Classes are held in school buildings and in city parks and have been expanded to embrace a wide range of careers. Words 37, for instance, attracts youths interested in theater, performance poetry, creative writing, journalism, and communications. The Sports 37 program instructs students in the rules and principles of a variety of sports and trains them to become referees, coaches, and lifeguards. Tech 37, the newest addition to After School Matters, provides instruction in Web design, digital editing, music production, and robot technology.

“In Chicago, the teens know the number thirty-seven is attached to quality,” says David Sinski, executive director of After School Matters, adding that the program targets students in Chicago’s roughest neighborhoods.

“We want to bring the resources where they are needed most,” Sinski adds, citing an initial reluctance among some teachers and school administrators to keep schools open in the evenings after regular school hours. “It takes a commitment not to be afraid of young people. Research shows after-school programs contribute to their social learning.”

Programs are designed around teens’ career interests, and each year they attract more students than the $30 million budget will support. “The culinary-arts program is really popular -- 127 applied for 40 slots,” explains Sinski. “But we lack the resources to start more programs.”

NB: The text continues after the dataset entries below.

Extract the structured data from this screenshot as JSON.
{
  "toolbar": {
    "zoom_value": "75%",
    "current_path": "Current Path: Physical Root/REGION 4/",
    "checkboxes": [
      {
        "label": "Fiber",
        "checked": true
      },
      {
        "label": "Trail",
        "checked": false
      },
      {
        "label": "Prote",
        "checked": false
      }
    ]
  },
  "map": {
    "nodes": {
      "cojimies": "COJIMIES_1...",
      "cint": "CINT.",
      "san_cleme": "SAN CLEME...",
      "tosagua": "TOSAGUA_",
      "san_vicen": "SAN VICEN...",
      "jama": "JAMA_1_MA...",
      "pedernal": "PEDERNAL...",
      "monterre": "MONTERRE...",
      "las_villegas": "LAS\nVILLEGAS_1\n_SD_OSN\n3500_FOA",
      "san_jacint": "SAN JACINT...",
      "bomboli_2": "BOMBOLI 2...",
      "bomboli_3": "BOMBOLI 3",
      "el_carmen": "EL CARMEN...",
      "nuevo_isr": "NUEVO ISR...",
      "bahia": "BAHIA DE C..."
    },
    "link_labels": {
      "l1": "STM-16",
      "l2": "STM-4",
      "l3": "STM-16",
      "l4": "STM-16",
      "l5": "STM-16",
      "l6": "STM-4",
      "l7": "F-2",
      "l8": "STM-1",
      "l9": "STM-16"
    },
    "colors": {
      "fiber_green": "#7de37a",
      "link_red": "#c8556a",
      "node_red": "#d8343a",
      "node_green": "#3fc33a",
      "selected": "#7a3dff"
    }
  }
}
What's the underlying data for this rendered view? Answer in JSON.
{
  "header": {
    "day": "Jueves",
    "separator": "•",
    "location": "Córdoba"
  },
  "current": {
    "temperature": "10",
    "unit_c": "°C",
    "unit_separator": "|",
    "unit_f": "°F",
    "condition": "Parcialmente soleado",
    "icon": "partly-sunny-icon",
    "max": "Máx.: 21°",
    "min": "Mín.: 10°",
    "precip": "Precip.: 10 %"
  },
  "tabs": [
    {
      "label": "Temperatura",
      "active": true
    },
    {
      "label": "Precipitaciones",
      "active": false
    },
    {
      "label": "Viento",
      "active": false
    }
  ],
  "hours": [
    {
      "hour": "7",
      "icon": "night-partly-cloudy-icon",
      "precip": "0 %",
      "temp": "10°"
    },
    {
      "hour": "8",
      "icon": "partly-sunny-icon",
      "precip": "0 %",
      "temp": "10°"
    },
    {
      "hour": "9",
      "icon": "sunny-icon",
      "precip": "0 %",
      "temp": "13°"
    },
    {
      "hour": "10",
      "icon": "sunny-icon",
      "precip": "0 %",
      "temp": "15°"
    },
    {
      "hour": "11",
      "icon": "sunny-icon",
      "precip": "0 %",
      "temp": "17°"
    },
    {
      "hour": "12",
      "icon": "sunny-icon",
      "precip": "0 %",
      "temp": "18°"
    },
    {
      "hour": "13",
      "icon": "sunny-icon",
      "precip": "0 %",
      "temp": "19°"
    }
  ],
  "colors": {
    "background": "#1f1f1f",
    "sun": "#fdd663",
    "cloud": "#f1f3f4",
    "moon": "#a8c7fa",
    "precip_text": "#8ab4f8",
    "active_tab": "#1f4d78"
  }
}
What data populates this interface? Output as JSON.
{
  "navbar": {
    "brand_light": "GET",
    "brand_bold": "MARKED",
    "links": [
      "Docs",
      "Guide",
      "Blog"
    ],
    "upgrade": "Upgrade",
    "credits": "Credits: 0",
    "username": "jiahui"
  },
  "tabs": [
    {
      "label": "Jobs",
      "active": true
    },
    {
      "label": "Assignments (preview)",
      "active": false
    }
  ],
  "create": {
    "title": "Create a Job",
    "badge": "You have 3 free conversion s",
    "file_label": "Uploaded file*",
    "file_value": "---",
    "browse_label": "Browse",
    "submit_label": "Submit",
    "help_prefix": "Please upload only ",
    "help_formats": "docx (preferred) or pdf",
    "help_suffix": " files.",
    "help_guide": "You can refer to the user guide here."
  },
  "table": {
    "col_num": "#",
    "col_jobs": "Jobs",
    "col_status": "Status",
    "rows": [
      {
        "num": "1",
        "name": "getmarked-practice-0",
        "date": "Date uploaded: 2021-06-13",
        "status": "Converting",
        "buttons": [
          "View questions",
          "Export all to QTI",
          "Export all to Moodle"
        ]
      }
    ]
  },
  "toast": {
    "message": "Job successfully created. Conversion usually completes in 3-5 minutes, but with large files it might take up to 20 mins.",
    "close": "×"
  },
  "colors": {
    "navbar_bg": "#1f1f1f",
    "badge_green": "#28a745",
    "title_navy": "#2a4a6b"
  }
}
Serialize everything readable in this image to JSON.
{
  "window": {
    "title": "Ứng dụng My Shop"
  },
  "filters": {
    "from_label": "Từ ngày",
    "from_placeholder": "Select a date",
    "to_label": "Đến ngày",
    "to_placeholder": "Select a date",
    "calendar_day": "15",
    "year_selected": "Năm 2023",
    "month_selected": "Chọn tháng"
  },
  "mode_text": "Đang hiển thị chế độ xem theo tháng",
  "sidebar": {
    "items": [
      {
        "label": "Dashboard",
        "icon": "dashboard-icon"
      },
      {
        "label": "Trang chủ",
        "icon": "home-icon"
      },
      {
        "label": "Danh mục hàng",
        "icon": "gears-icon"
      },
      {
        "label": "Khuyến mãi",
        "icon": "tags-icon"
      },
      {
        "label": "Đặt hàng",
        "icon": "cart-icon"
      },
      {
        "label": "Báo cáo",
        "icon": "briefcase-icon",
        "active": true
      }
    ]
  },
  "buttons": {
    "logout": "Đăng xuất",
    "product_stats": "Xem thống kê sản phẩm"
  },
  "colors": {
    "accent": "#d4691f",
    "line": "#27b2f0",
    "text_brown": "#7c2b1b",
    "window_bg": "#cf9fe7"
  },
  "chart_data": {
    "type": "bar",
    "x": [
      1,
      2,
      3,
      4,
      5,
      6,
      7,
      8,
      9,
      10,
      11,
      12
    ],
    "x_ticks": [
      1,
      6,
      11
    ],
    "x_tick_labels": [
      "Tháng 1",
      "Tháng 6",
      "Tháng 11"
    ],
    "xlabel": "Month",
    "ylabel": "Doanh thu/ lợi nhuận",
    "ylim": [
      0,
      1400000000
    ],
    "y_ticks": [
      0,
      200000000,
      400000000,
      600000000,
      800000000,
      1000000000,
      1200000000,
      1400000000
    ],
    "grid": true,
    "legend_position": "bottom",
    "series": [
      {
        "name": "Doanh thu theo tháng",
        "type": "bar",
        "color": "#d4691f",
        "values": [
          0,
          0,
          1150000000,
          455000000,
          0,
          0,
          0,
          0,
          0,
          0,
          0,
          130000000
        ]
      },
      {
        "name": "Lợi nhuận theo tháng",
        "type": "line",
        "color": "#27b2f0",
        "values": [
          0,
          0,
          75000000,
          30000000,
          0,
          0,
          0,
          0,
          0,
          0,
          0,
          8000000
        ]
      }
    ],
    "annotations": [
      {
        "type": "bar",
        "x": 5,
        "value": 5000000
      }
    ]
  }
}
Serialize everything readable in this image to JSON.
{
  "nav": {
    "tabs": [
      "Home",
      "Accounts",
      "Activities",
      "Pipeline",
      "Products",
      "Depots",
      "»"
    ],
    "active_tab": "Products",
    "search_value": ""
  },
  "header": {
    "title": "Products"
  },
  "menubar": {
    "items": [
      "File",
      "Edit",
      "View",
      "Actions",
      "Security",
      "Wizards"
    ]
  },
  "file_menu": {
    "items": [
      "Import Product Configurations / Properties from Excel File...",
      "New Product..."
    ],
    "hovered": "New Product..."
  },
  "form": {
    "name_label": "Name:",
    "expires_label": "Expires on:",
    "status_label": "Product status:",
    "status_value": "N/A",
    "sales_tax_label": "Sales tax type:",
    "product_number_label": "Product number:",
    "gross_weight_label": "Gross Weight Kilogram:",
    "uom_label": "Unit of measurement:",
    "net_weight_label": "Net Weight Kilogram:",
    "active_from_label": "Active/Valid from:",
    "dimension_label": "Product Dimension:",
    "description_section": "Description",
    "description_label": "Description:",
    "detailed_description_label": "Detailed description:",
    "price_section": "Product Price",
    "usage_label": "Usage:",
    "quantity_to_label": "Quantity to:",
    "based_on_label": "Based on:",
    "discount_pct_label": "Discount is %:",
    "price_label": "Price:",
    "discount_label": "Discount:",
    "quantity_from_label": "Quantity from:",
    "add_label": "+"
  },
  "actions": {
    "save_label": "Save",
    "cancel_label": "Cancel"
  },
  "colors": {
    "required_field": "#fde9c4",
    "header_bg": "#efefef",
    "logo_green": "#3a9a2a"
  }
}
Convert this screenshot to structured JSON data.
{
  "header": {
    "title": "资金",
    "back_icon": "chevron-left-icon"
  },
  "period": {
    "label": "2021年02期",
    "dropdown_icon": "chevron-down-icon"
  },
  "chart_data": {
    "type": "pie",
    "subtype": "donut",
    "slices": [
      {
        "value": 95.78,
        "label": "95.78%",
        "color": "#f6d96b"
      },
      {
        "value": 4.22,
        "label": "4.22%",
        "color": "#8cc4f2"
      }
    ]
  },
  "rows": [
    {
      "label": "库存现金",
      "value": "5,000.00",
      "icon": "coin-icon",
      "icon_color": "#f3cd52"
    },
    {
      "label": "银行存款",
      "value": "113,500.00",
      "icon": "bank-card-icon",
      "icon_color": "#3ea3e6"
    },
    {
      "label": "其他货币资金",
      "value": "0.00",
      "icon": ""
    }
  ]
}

Daley attributes the high demand to the fact that After School Matters has successfully conquered what she calls the “not-cool factor” many teens attach to after-school activities.

“We made this cool for kids,” she says. “Most of the kids who enter stay in the program until completion.”

That is, indeed, a noteworthy statistic in a public school system so beleaguered that, in 1995, the mayor took it over to spearhead radical reforms aimed at reversing negative trends such as low test scores and soaring high school dropout rates. According to Daley, students attending After School Matters are less likely to be truant, have fewer course failures, and are three times more likely to graduate.

“Teenagers are very hungry,” Daley says. “All you have to do is bring food to the table, and they will feast on it.”

T. Shawn Taylor is a freelance writer in the Chicago area.